US-Präsident Donald Trump sagte, er werde sich dafür einsetzen, eine Marktstruktur für digitale Vermögenswerte zu schaffen, die in Zukunft nicht manipuliert werden kann.
In einem Beitrag auf Truth Social vom Mittwoch schrieb Trump, dass der frühere Vorsitzende der Securities and Exchange Commission, Gary Gensler, und die „Anti-Krypto-Armee“ Bitcoin, Krypto-Perpetuals und Innovationen ins Ausland getrieben hätten.
„Unter meiner Führung werden wir eine ZUKUNFTSSICHERE Marktstruktur für digitale Vermögenswerte kodifizieren, die von den Krypto-Hassern nicht rückgängig gemacht werden kann“, schrieb der US-Präsident. „Die neue Finanzgrenze wird in Amerika gebaut, und ‚TRUMP‘ wird Krypto NIEMALS im Stich lassen!“
Trumps Kommentar kommt, nachdem der Clarity Act, der darauf abzielt, einen umfassenden Regulierungsrahmen für digitale Vermögenswerte zu schaffen, Anfang Mai nach monatelanger Verzögerung den Bankenausschuss des Senats passiert hat.
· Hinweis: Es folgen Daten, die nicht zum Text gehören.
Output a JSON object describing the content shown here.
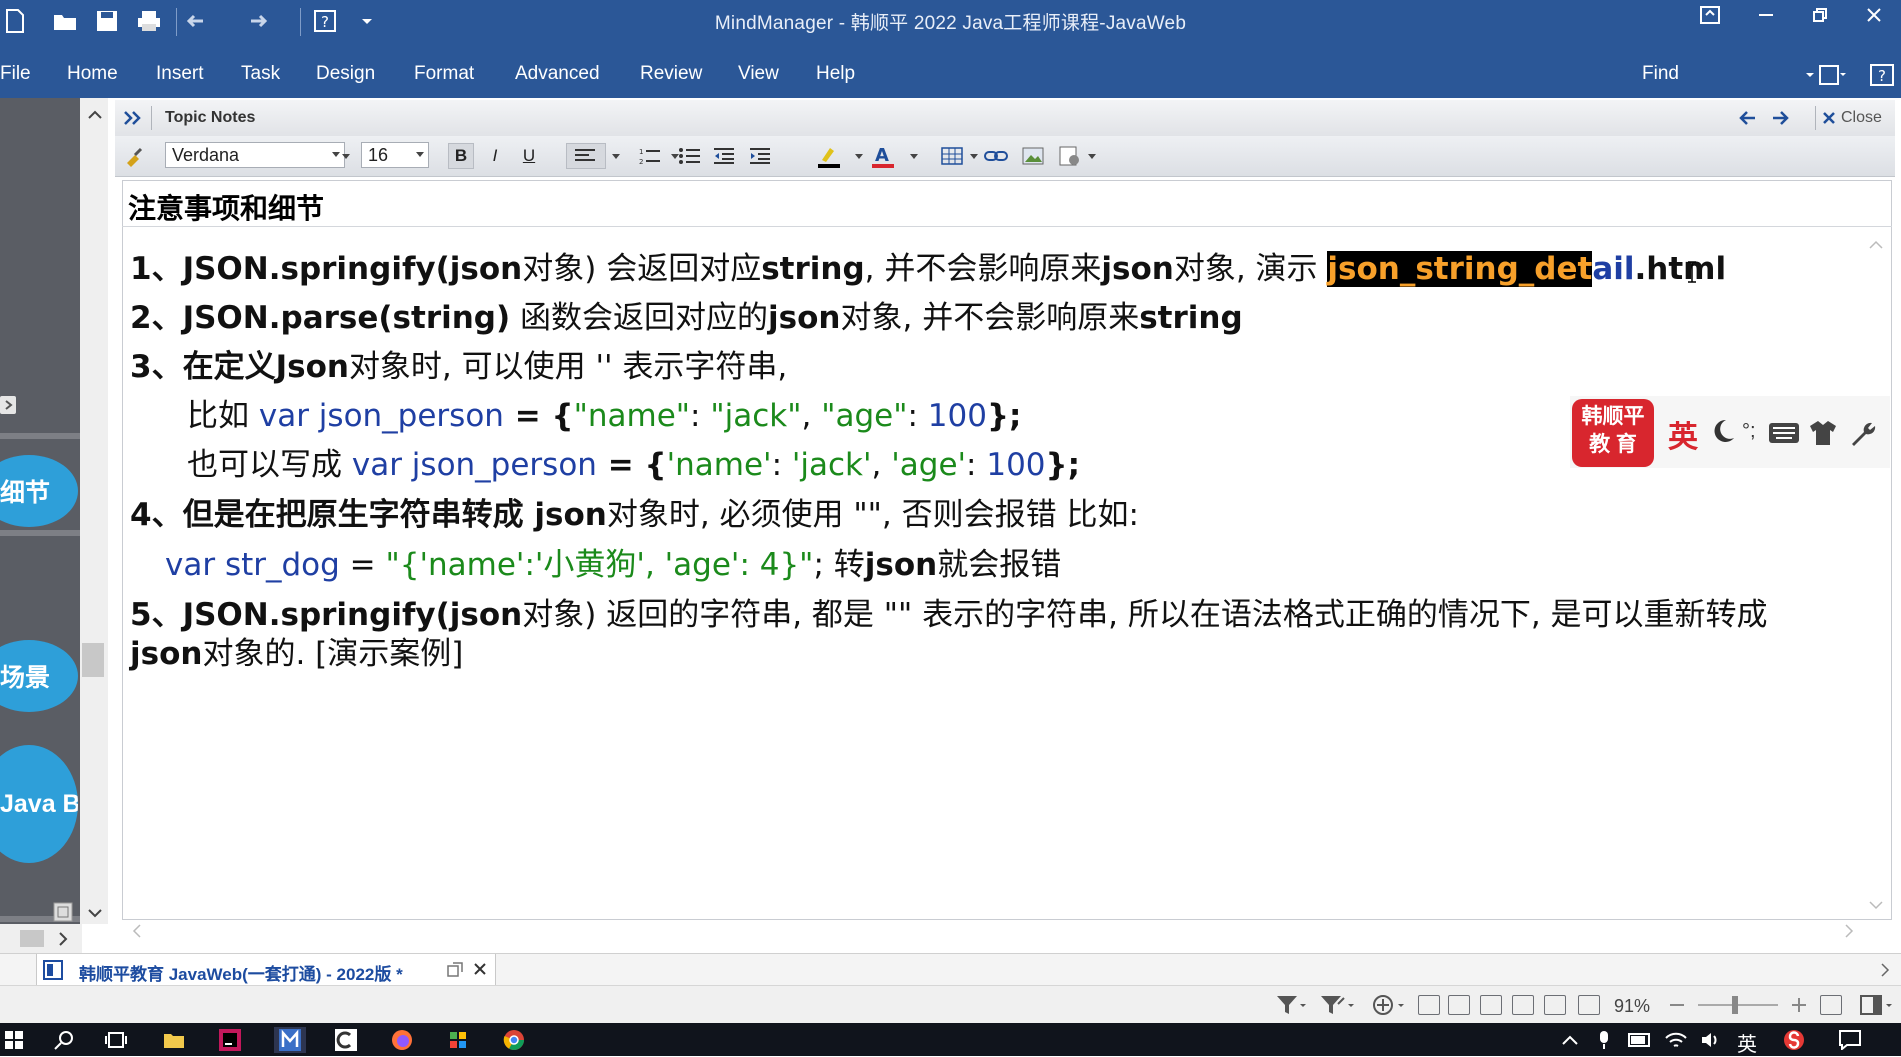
{
  "window": {
    "title": "MindManager - 韩顺平 2022 Java工程师课程-JavaWeb"
  },
  "menu": {
    "items": [
      "File",
      "Home",
      "Insert",
      "Task",
      "Design",
      "Format",
      "Advanced",
      "Review",
      "View",
      "Help"
    ],
    "find_label": "Find"
  },
  "left_panel": {
    "bubbles": [
      "细节",
      "场景",
      "Java Bo"
    ]
  },
  "notes_panel": {
    "title": "Topic Notes",
    "close_label": "Close",
    "font_name": "Verdana",
    "font_size": "16"
  },
  "note": {
    "heading": "注意事项和细节",
    "l1_a": "1、JSON.springify(json",
    "l1_b": "对象) 会返回对应",
    "l1_c": "string",
    "l1_d": ", 并不会影响原来",
    "l1_e": "json",
    "l1_f": "对象, 演示 ",
    "l1_hl": "json_string_det",
    "l1_hl2": "ail",
    "l1_g": ".html",
    "l2_a": "2、JSON.parse(string)",
    "l2_b": " 函数会返回对应的",
    "l2_c": "json",
    "l2_d": "对象, 并不会影响原来",
    "l2_e": "string",
    "l3_a": "3、在定义",
    "l3_b": "Json",
    "l3_c": "对象时, 可以使用 '' 表示字符串,",
    "l4_a": "比如 ",
    "l4_var": "var",
    "l4_name": " json_person",
    "l4_eq": " = {",
    "l4_k1": "\"name\"",
    "l4_c1": ": ",
    "l4_v1": "\"jack\"",
    "l4_c2": ", ",
    "l4_k2": "\"age\"",
    "l4_c3": ": ",
    "l4_v2": "100",
    "l4_end": "};",
    "l5_a": "也可以写成 ",
    "l5_var": "var",
    "l5_name": " json_person",
    "l5_eq": " = {",
    "l5_k1": "'name'",
    "l5_c1": ": ",
    "l5_v1": "'jack'",
    "l5_c2": ", ",
    "l5_k2": "'age'",
    "l5_c3": ": ",
    "l5_v2": "100",
    "l5_end": "};",
    "l6_a": "4、但是在把原生字符串转成 ",
    "l6_b": "json",
    "l6_c": "对象时, 必须使用 \"\", 否则会报错 比如:",
    "l7_var": "var",
    "l7_name": " str_dog",
    "l7_eq": " = ",
    "l7_str": "\"{'name':'小黄狗', 'age': 4}\"",
    "l7_a": "; 转",
    "l7_b": "json",
    "l7_c": "就会报错",
    "l8_a": "5、JSON.springify(json",
    "l8_b": "对象) 返回的字符串, 都是 \"\" 表示的字符串, 所以在语法格式正确的情况下, 是可以重新转成",
    "l9_a": "json",
    "l9_b": "对象的. [演示案例]"
  },
  "badge": {
    "logo_line1": "韩顺平",
    "logo_line2": "教 育",
    "lang": "英"
  },
  "tabs": {
    "doc_label": "韩顺平教育 JavaWeb(一套打通) - 2022版 *"
  },
  "status": {
    "zoom": "91%"
  },
  "taskbar": {
    "ime": "英"
  },
  "colors": {
    "titlebar": "#2b5797",
    "bubble": "#2e9fd9",
    "keyword": "#1f3fa3",
    "string": "#1b8a1b",
    "highlight_bg": "#000000",
    "highlight_fg": "#f7a02a",
    "brand_red": "#d8262e"
  }
}
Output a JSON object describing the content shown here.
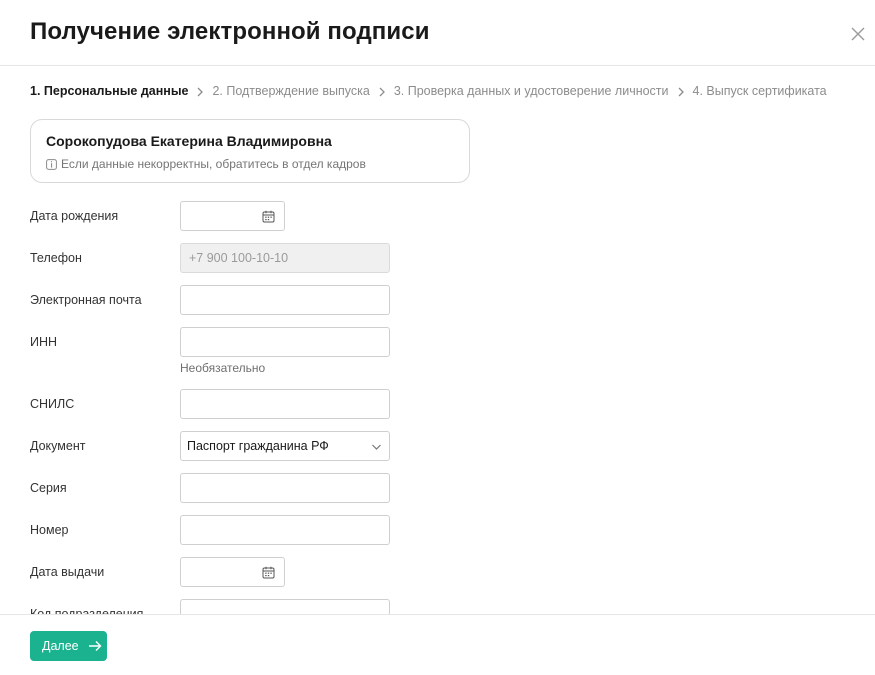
{
  "dialog": {
    "title": "Получение электронной подписи"
  },
  "steps": [
    {
      "label": "1. Персональные данные",
      "active": true
    },
    {
      "label": "2. Подтверждение выпуска",
      "active": false
    },
    {
      "label": "3. Проверка данных и удостоверение личности",
      "active": false
    },
    {
      "label": "4. Выпуск сертификата",
      "active": false
    }
  ],
  "person": {
    "name": "Сорокопудова Екатерина Владимировна",
    "hint": "Если данные некорректны, обратитесь в отдел кадров"
  },
  "form": {
    "birth_date": {
      "label": "Дата рождения",
      "value": ""
    },
    "phone": {
      "label": "Телефон",
      "value": "+7 900 100-10-10"
    },
    "email": {
      "label": "Электронная почта",
      "value": ""
    },
    "inn": {
      "label": "ИНН",
      "value": "",
      "hint": "Необязательно"
    },
    "snils": {
      "label": "СНИЛС",
      "value": ""
    },
    "document": {
      "label": "Документ",
      "value": "Паспорт гражданина РФ"
    },
    "series": {
      "label": "Серия",
      "value": ""
    },
    "number": {
      "label": "Номер",
      "value": ""
    },
    "issue_date": {
      "label": "Дата выдачи",
      "value": ""
    },
    "division_code": {
      "label": "Код подразделения",
      "value": ""
    }
  },
  "footer": {
    "next_label": "Далее"
  },
  "colors": {
    "accent": "#1bb28f",
    "border": "#cfcfcf",
    "disabled_bg": "#f0f0f0"
  },
  "icons": {
    "close": "close-icon",
    "step_separator": "chevron-right-icon",
    "info": "info-icon",
    "calendar": "calendar-icon",
    "dropdown": "chevron-down-icon",
    "next": "arrow-right-icon"
  }
}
Die Verzögerungen waren hauptsächlich auf Debatten zwischen US-Bankenlobbygruppen und Krypto-Befürwortern über Stablecoin-Prämien sowie andere Bedenken zurückzuführen.
Trotz der jüngsten Fortschritte haben Analysten erklärt, dass der Clarity Act noch lange nicht am Ziel ist.
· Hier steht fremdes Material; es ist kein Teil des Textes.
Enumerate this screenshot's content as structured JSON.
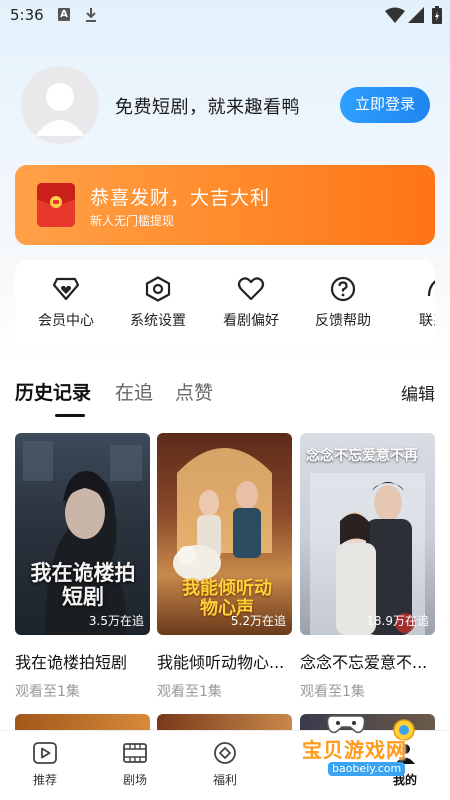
{
  "status_bar": {
    "time": "5:36",
    "notif_letter": "A"
  },
  "profile": {
    "prompt": "免费短剧，就来趣看鸭",
    "login_button": "立即登录"
  },
  "promo": {
    "title": "恭喜发财，大吉大利",
    "subtitle": "新人无门槛提现"
  },
  "quick_menu": [
    {
      "label": "会员中心",
      "icon": "vip-heart-icon"
    },
    {
      "label": "系统设置",
      "icon": "settings-hex-icon"
    },
    {
      "label": "看剧偏好",
      "icon": "heart-icon"
    },
    {
      "label": "反馈帮助",
      "icon": "help-circle-icon"
    },
    {
      "label": "联系",
      "icon": "contact-icon"
    }
  ],
  "tabs": [
    {
      "label": "历史记录",
      "active": true
    },
    {
      "label": "在追",
      "active": false
    },
    {
      "label": "点赞",
      "active": false
    }
  ],
  "edit_label": "编辑",
  "history": [
    {
      "title": "我在诡楼拍短剧",
      "views": "3.5万在追",
      "progress": "观看至1集",
      "poster_text": "我在诡楼拍短剧"
    },
    {
      "title": "我能倾听动物心声",
      "title_display": "我能倾听动物心...",
      "views": "5.2万在追",
      "progress": "观看至1集",
      "poster_text": "我能倾听动物心声"
    },
    {
      "title": "念念不忘爱意不再",
      "title_display": "念念不忘爱意不...",
      "views": "18.9万在追",
      "progress": "观看至1集",
      "poster_text": "念念不忘爱意不再"
    }
  ],
  "bottom_nav": [
    {
      "label": "推荐",
      "icon": "play-square-icon"
    },
    {
      "label": "剧场",
      "icon": "film-icon"
    },
    {
      "label": "福利",
      "icon": "diamond-circle-icon"
    },
    {
      "label": "我的",
      "icon": "user-icon",
      "active": true
    }
  ],
  "watermark": {
    "text": "宝贝游戏网",
    "url": "baobeiy.com"
  },
  "colors": {
    "login_button": "#1f84f0",
    "promo": "#ff8a2a",
    "active_text": "#111111"
  }
}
Benchmark-Analyst Mark Palmer bemerkte Anfang Mai, dass der Gesetzentwurf wahrscheinlich eine breitere Unterstützung der Demokraten benötigen wird, um Gesetz zu werden.
„Der Teil der Gesetzgebung des Bankenausschusses muss nun mit dem parallelen Gesetzentwurf zur Marktstruktur, den der Landwirtschaftsausschuss des Senats im Januar vorangebracht hat, zu einem einzigen umfassenden Paket für die Plenumsberatung zusammengeführt werden“, sagte Palmer. „Damit der Gesetzentwurf die 60 Stimmen erhält, die zur Überwindung eines Filibusters erforderlich sind, wird er wesentlich mehr demokratische Unterstützung erfordern.“
Forscher der Investmentbank TD Cowen sagten Anfang dieser Woche, dass der Gesetzentwurf zur Krypto-Marktstruktur dieses Jahr wahrscheinlich nicht verabschiedet wird, da jüngste Bedenken hinsichtlich Interessenkonflikten im Zusammenhang mit Trump es den Demokraten politisch erschweren, die Gesetzgebung zu unterstützen.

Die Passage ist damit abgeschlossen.